Bearing in mind the conditions outlined previously where we have a properly defined duration and a reasonable average, these outlier transactions would represent anomalies that must still be accommodated. Where the problem comes in is when the percentile chosen is arbitrary and is used to avoid properly setting other values.
When values such as 70 or 80 percent are used, the indication is that these aren’t outliers as much as they are simply longer transactions consuming services that are being erroneously included in a period they should have long since migrated out of. The most important consideration for percentile-based transaction goals is that the percentage being excluded isn’t being managed at all, although they benefit or suffer based on behavior of those transactions within the percentile! I’m not suggesting that WLM is selective in the transactions being managed, but rather that when a goal is being met, the service class isn’t examined for any additional requirements. In effect, transactions outside the percentile will gain nothing beyond what is already available to the service class. In particular, the point should be considered that if a percentile goal is set low enough, then any combination of transactions can be considered successful.

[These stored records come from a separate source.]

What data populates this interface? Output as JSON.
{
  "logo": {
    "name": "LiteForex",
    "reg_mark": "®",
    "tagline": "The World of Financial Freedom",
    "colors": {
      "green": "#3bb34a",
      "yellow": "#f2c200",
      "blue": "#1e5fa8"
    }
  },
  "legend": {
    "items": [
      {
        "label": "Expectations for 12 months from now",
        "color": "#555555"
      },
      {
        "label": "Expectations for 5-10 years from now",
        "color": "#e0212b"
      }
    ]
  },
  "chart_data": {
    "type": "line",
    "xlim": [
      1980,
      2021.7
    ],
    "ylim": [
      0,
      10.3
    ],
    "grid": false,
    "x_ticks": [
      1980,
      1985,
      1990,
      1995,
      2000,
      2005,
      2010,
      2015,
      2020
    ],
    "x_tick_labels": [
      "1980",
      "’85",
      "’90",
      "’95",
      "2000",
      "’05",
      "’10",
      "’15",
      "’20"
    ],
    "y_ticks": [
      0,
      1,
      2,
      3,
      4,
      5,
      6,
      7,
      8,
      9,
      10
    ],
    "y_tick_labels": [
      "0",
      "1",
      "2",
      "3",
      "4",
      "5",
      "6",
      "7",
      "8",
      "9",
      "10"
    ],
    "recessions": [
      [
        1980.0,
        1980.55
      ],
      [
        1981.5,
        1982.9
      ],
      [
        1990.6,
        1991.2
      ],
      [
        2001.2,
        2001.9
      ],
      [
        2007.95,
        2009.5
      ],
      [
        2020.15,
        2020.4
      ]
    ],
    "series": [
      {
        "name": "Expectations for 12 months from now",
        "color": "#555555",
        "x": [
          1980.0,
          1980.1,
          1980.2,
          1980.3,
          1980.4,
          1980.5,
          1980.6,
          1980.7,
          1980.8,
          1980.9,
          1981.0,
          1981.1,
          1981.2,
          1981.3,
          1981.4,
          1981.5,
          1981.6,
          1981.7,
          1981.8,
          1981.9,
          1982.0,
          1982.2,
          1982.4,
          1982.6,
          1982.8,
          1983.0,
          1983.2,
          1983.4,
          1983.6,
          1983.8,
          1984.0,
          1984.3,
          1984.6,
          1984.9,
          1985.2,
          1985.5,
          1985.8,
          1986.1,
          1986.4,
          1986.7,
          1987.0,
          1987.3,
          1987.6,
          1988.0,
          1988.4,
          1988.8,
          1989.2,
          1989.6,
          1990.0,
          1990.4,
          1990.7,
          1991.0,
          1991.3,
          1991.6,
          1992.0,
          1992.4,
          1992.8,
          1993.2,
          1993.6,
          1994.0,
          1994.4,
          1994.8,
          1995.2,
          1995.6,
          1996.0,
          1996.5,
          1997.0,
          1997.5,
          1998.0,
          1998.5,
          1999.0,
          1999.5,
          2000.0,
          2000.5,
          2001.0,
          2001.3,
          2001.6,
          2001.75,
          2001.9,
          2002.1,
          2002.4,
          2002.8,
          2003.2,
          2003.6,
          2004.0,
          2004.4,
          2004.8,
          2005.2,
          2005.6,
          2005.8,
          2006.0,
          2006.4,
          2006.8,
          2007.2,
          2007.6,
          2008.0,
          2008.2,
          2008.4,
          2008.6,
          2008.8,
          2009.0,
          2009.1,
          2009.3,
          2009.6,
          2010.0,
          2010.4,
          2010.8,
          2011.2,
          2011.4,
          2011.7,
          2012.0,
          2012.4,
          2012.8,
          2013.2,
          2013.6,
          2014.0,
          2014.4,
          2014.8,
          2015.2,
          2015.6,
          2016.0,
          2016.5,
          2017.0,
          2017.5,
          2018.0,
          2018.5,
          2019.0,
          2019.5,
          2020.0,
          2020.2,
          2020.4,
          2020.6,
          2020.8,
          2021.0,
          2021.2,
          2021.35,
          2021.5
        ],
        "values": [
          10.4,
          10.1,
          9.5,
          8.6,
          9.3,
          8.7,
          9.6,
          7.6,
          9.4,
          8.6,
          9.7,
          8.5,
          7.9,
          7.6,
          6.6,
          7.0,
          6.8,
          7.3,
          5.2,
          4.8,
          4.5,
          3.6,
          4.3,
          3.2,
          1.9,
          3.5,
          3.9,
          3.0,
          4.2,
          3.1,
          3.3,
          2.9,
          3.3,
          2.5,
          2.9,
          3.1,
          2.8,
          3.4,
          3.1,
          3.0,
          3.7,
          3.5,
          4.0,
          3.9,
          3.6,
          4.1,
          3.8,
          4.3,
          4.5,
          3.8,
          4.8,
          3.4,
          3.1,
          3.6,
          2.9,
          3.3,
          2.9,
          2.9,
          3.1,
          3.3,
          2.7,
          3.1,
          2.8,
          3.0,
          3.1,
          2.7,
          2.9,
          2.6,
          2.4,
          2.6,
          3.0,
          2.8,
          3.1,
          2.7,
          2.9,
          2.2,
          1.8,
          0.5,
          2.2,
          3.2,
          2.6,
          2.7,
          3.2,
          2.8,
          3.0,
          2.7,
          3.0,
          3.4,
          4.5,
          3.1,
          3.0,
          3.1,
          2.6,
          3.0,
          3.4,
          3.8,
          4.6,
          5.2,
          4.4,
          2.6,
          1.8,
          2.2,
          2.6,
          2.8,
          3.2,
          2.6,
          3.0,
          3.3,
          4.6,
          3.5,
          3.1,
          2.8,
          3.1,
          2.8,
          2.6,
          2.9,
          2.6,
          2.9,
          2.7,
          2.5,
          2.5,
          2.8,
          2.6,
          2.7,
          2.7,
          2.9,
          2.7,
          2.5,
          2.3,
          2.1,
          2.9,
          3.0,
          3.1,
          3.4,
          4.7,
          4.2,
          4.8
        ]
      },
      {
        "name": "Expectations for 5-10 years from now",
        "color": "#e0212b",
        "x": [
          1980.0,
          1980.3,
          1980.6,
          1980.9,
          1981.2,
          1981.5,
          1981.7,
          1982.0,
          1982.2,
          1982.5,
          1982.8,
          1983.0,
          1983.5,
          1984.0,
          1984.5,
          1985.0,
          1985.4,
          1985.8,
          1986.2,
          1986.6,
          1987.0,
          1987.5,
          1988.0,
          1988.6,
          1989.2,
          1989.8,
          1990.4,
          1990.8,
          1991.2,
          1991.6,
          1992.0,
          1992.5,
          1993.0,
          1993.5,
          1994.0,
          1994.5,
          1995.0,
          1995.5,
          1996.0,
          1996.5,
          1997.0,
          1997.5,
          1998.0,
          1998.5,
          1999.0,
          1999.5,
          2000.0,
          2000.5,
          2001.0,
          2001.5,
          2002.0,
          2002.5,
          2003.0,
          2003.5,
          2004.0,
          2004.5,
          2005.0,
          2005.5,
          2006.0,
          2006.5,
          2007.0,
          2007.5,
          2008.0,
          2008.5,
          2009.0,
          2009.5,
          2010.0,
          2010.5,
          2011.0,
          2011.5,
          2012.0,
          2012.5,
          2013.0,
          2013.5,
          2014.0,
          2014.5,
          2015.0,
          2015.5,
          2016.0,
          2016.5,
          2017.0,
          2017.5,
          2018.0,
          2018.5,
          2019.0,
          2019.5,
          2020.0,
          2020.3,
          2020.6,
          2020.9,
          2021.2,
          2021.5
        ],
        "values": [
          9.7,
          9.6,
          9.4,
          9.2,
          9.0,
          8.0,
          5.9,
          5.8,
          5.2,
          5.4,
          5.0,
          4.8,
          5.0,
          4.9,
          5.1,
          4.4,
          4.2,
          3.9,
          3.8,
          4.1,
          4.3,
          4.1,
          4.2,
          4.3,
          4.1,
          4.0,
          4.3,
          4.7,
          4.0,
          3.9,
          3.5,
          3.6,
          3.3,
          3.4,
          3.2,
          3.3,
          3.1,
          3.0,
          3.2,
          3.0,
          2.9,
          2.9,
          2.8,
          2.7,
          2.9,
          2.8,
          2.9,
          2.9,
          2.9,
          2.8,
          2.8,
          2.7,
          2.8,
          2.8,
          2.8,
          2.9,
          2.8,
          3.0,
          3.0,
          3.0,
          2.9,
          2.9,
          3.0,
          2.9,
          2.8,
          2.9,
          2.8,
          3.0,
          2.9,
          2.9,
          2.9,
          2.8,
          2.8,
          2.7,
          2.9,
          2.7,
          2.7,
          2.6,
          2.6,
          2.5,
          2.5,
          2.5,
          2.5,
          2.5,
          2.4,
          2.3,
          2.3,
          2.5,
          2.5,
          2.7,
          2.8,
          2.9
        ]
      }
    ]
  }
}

Consider the case of a goal defined as 50 percent complete within 60 seconds. In reality, this goal means that, for every two transactions in this service class, we’d like one to complete within 60 seconds while the other can run as long as it likes. Using this example, if one transaction runs in 60 seconds and the other runs in 10 hours, the performance index would still be 1.0, indicating that the goal has been perfectly met.
As a more extreme example, consider what would happen if we combined all the service classes into one percentile service class from the data shown in Figure 1.
If we set the goal for this universal service class to 80 percent complete in 0.500 seconds, we’d get a rather interesting result. Combining all the service classes results in 1344.2 ended transactions, of which 1235.1 are TSO first period transactions. The ended transactions are reported for the RMF interval. In this case, even though the data consists of three and a half days’ worth of samples, the ended transactions are the averages for each reported interval.
Even with some variation within the TSO first period transactions, the result of this combination is that the performance index would be 1.0 or less, indicating the goal has been met. In fact, we can easily see this result is absurd and isn’t indicative of actual system activity, yet this is the result of using the percentile goal when the workload isn’t clearly understood.
That result means the transactions outside the percentile goal aren’t being adjusted, nor do they contribute to the service class objectives. In fact, they’re simply running and hoping for the best. The response time goal may be sub-second, but transactions could easily run for hours and WLM wouldn’t take any action to deal with that situation.
So, it’s important that the percentile ranking be used to eliminate legitimate outliers and not simply as a convenient way to avoid understanding the transactions running.
One way to ensure values are being used properly is to assess the distribution of response times and to evaluate how much service is typically consumed by an ended transaction. This combination of information can be used to ensure a response time goal is defined with enough precision to be reasonably confident the work in that service class is consistent enough to be managed in this fashion. Looking at the report in Figure 2, we can immediately see a few points.
The duration (DUR) is defined as 300 service units, although the service consumed per ended transaction is only 28.7102 service units. In effect, we’re allowing transactions to remain in this period for 10 times the number of service units that are actually required by most transactions. This will result in more longer-running transactions remaining in this period, which will skew any averages that might exist.
We also can see that, according to the response time distribution, we have two spikes in the graph; one at 0.250 seconds and one at 2.00 seconds. The second spike indicates we may have transactions in this period that should have transitioned into second period, since they are clearly grouped together as longer running. By reducing the duration (DUR) to 30, we’d bring this definition more in line with what we expect our average transactions to do. In addition, a duration of 30 would be short enough so no active transactions can remain in this period beyond the norm before they are shifted to second period.
Once this occurs, we could still see some comparable transaction distributions, but then the outliers would represent long-running transactions that are largely idle or waiting. Since to remain in this period they can’t be consuming much service, the long-running transactions give us a starting point to begin investigating these long-running but small service consumers. When we understand the work in this period, we can more realistically assess what constitutes a legitimate outlier that should be excluded through the use of the percentile definition vs. poorly performing transactions that you would want WLM to react to by assigning more resources to the service class.
Overall, response time goals and percentiles are extremely useful definitions to classify specific types of work and to provide the flexibility for managing responsiveness and those exceptions that can skew averages. However, as always, it’s important that the analyst understand the work running in the service class to ensure the work being managed is meeting the true objectives of the installation.